If I'm calling the shots then my name must be Philip Anshutz and if the league needs a miracle to survive my holdings in Qwest and in railroads, theaters, concert promotion and movie production must all have gone to crap. So other than worrying about how all those things fell apart I'd be asking Uncle Lamar for a loan and if I could stay in his guest house for awhile. But seriously I think MLS is to the point where we don't have to worry about it coming to a make/break point. It is here to stay...whether it becomes a major league or not, it's not going anywhere.
Affaliate with a major entertainment growth industry: porno. Instead of Honda and Pepsi on the back of jerseys, new shirt sponsers will be Vivid Video and the like. Ron Jeremy will be an honorary assistant coach for the LA Galaxy. We will have ball girls all around the field, most of whom are waiting for their big break in the industry. And of course, we will re-introduce the shootouts to break ties, only this time they will be called Money Shots.
Give Freddy Adu a big fat contract and give opposing defenders a $5 bonus everytime he scores a goal.
Bingo. And rename the league Jenna Jameson so SportsCenter could say: "The L.A. Galaxy are on top of Jenna Jameson ...."

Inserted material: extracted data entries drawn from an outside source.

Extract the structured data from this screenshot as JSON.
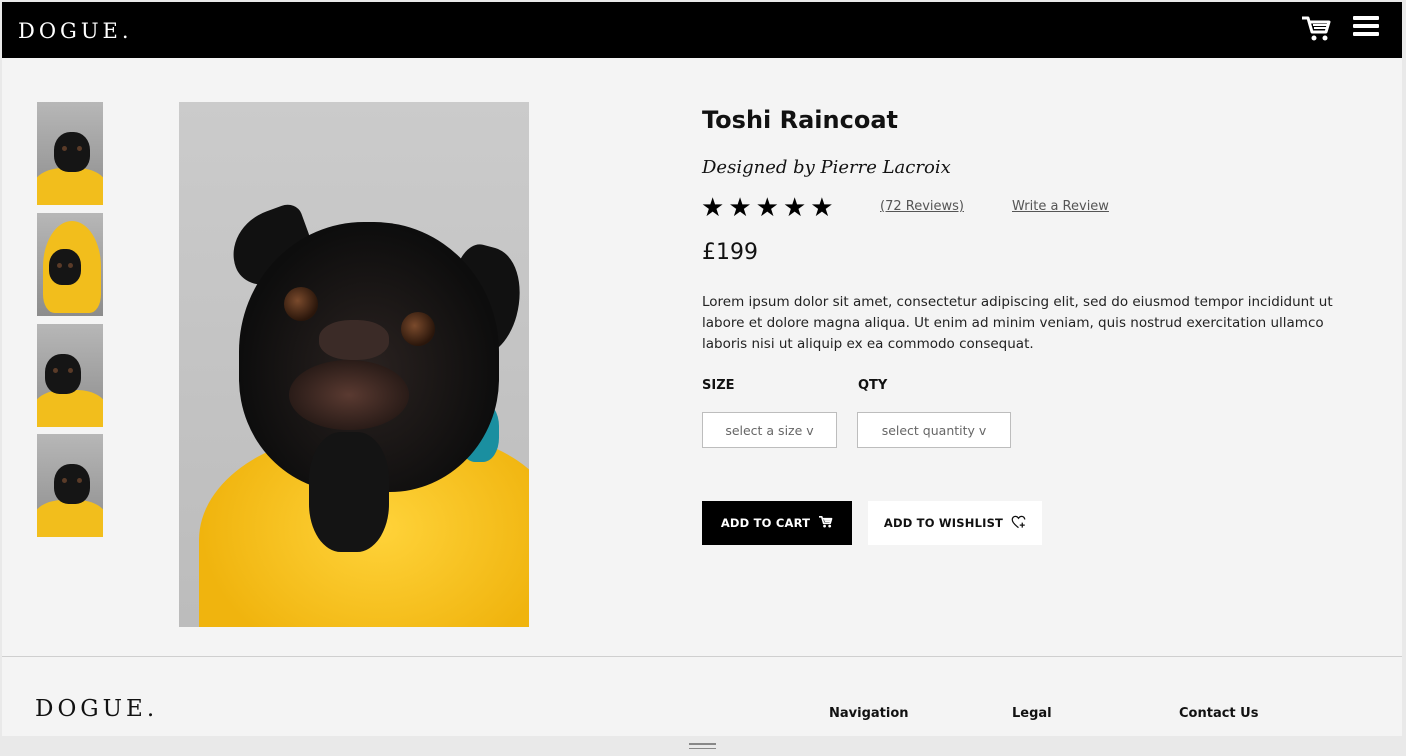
{
  "header": {
    "logo": "DOGUE.",
    "cart_icon": "cart-icon",
    "menu_icon": "hamburger-menu-icon"
  },
  "gallery": {
    "thumbnails": [
      "thumbnail-1",
      "thumbnail-2",
      "thumbnail-3",
      "thumbnail-4"
    ]
  },
  "product": {
    "title": "Toshi Raincoat",
    "designer": "Designed by Pierre Lacroix",
    "rating_stars": 5,
    "reviews": "(72 Reviews)",
    "write_review": "Write a Review",
    "price": "£199",
    "description": "Lorem ipsum dolor sit amet, consectetur adipiscing elit, sed do eiusmod tempor incididunt ut labore et dolore magna aliqua. Ut enim ad minim veniam, quis nostrud exercitation ullamco laboris nisi ut aliquip ex ea commodo consequat.",
    "size_label": "SIZE",
    "qty_label": "QTY",
    "size_select": "select a size v",
    "qty_select": "select quantity v",
    "add_to_cart": "ADD TO CART",
    "add_to_wishlist": "ADD TO WISHLIST"
  },
  "footer": {
    "logo": "DOGUE.",
    "navigation": "Navigation",
    "legal": "Legal",
    "contact": "Contact Us"
  },
  "colors": {
    "header_bg": "#000000",
    "page_bg": "#f4f4f4",
    "coat_yellow": "#f2be1c"
  }
}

I would hold a pay-per-view wrestling match between Zach Thorton and Tony Meola. Winner gets donughts for life.
Rename every team "Manchester United," sell 80,000 tickets to every game. You'll have the money to save the league before people notice that "that's not Beckham, that's Steve Ralston," realize that Eddie Pope is not Rio Ferdinand, and realize that they're watching Barthez and not Timmy Howard (assuming that this happens AFTER the two have switched clubs and Howard has assumed his rightful position in the nets at ManU).
But only after the hottest young porn starlet in the business gets Victoria Street as her screen name. Cross-market tie in, you know. Plus the Sportscenter guys would love to talk about how strong the Galaxy are in Victoria Street. Too bad Dick Trickle was a stock car racer.
Re: Re: So its MLS's last season... I don't. I'm sure whatever you did was worthy of a yellow card or worse.
No offsides. Smaller field. Bigger goals. And break the game up into four 25 minute quarters. Throw in some cheerleaders and somehow get Bill Walton to commentate.
Since Anschutz is a republican contributor get state department to threaten to deport any foreign born U.S. soccer fan who refuses to support an MLS team.
Segroves got a yellow? That's precious. If I were in charge and realized MLS was done, I'd extend the league by one year, and during that year, sell every player I could get a few bucks for to minimize my losses.
A new way to start the game! The referee puts the ball in the middle of the center circle, and each team selects one guy. Whe the ref blows the whistle, each of these guys run into the circle and try to get the ball first.